Atomic-scale and experimental investigation on the micro-structures and mechanical properties of PLA blending with CMC for additive manufacturing

Abstract As one of the most promising biodegradable material, poly(lactic acid) (PLA) is widely used for 3D printing bone scaffolds. However, the inflammation resulted by the intermediate product (lactic acid) of PLA degradation and poor cell affinity still pose a challenge. Blending PLA with o-carboxymethyl chitosan (CMC) is a proven method to achieve a better cell affinity and mechanical behavior material. This study applied a molecular dynamics simulation combining experimental method to investigate the micro-structures and mechanical properties of PLA/CMC composites. Composites were prepared by fused mixing process and extruded into filaments for FDM printing.

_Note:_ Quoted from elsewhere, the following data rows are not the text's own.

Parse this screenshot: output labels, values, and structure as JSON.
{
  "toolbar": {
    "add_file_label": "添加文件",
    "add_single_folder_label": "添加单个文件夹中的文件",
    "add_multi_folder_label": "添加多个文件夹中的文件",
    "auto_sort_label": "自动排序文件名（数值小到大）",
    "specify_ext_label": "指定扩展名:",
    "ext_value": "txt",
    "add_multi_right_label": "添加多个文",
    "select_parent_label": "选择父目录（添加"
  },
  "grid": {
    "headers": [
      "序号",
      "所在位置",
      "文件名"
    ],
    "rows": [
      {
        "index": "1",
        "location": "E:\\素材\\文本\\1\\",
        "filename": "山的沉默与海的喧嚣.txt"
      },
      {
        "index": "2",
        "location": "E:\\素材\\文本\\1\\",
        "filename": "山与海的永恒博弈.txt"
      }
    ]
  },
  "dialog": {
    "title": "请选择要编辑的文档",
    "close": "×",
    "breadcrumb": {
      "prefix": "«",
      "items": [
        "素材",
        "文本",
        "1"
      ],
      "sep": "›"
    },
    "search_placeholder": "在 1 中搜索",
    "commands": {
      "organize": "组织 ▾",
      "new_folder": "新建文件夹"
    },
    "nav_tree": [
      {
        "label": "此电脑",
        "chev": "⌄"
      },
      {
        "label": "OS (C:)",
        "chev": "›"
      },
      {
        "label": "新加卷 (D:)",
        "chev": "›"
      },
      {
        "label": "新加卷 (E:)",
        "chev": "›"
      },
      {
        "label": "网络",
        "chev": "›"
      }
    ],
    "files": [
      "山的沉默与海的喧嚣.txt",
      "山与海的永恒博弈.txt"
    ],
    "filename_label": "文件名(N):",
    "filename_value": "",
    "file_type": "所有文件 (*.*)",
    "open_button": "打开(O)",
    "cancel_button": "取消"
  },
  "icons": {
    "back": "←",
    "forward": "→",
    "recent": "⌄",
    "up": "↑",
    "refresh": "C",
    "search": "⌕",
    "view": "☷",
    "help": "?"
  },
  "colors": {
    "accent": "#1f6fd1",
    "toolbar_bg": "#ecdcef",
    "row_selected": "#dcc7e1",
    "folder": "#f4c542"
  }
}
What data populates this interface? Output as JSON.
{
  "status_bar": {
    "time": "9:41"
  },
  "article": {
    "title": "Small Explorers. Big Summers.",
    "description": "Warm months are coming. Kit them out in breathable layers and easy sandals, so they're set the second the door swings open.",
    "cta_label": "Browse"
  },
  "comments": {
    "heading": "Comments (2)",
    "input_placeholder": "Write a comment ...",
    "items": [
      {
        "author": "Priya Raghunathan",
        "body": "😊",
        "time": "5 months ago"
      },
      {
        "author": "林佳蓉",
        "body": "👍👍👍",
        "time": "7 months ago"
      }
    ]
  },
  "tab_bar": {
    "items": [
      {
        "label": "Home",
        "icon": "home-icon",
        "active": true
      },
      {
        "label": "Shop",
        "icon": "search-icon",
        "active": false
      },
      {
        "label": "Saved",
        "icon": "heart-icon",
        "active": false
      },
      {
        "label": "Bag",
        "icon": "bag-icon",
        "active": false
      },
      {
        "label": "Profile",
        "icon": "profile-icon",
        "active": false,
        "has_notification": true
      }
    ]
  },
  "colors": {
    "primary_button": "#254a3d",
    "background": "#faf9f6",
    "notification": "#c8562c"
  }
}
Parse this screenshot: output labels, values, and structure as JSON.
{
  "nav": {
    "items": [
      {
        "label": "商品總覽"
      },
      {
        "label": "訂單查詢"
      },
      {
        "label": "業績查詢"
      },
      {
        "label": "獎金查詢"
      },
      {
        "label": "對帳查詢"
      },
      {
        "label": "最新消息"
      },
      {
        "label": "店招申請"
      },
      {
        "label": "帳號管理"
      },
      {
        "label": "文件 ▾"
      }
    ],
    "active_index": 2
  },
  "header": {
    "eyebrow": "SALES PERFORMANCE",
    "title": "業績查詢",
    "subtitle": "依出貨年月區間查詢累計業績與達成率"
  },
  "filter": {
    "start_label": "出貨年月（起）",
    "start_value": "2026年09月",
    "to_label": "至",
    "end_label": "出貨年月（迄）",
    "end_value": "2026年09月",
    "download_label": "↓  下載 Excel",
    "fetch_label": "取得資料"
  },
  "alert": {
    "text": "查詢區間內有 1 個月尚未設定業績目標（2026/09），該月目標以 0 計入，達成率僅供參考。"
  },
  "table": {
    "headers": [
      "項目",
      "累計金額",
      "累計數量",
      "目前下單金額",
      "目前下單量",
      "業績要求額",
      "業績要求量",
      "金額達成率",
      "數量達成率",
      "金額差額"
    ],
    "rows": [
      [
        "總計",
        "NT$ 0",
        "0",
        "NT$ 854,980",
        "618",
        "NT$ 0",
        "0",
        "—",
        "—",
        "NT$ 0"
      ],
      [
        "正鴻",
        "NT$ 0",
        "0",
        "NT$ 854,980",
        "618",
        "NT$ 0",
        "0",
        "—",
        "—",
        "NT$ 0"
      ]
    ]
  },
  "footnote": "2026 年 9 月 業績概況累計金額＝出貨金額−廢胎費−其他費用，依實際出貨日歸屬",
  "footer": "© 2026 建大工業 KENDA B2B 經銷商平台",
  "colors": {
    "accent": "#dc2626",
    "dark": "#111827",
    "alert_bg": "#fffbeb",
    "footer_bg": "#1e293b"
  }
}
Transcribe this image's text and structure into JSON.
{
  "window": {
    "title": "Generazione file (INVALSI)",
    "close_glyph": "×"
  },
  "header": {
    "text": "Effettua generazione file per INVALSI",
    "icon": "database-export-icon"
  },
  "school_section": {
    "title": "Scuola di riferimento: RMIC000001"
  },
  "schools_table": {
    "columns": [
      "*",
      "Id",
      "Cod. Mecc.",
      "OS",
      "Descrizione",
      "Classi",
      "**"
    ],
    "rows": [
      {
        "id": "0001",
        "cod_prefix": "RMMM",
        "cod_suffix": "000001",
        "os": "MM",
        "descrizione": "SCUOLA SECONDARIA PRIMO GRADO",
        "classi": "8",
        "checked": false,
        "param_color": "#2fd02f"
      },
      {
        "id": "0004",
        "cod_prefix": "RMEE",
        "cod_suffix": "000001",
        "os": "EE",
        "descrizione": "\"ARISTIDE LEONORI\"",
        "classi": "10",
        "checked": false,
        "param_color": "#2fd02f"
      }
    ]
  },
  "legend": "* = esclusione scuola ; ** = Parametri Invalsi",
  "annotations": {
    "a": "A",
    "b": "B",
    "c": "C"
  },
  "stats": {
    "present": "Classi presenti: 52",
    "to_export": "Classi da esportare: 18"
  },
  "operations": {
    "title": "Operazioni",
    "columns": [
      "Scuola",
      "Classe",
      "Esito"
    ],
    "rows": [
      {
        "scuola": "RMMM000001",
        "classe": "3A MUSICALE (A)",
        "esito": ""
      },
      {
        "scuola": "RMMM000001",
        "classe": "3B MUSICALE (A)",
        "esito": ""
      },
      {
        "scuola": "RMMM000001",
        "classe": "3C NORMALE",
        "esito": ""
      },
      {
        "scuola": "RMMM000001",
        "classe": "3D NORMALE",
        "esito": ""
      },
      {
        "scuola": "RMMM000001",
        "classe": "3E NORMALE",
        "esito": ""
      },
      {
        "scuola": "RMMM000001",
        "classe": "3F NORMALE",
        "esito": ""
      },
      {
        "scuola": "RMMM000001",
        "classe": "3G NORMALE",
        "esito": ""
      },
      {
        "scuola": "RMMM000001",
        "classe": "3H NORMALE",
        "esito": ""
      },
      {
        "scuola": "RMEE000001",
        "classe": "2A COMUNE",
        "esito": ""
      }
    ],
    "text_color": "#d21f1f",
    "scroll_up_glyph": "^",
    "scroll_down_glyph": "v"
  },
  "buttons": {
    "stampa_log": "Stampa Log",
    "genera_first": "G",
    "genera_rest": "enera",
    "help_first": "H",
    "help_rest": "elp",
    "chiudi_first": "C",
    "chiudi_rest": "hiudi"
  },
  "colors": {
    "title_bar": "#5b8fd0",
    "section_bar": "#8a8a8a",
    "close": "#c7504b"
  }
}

Results show that the addition of CMC largely reduces the fractional free volume and the molecular chain motion capability, and results a higher density and better hydrophilic system. Interestingly, the tensile modulus increases as the concentration of CMC increases, indicating the introduction of CMC could enhance the stiffness of PLA. While, the tensile strength first increases and then decreases with the increase of CMC content, and 8PLA/2CMC owns the largest tensile strength. Finally, the root reason for these phenomena was found to be attributed to the stronger intermolecular interaction of CMC, the stronger interaction would result the aggregation behavior of CMC.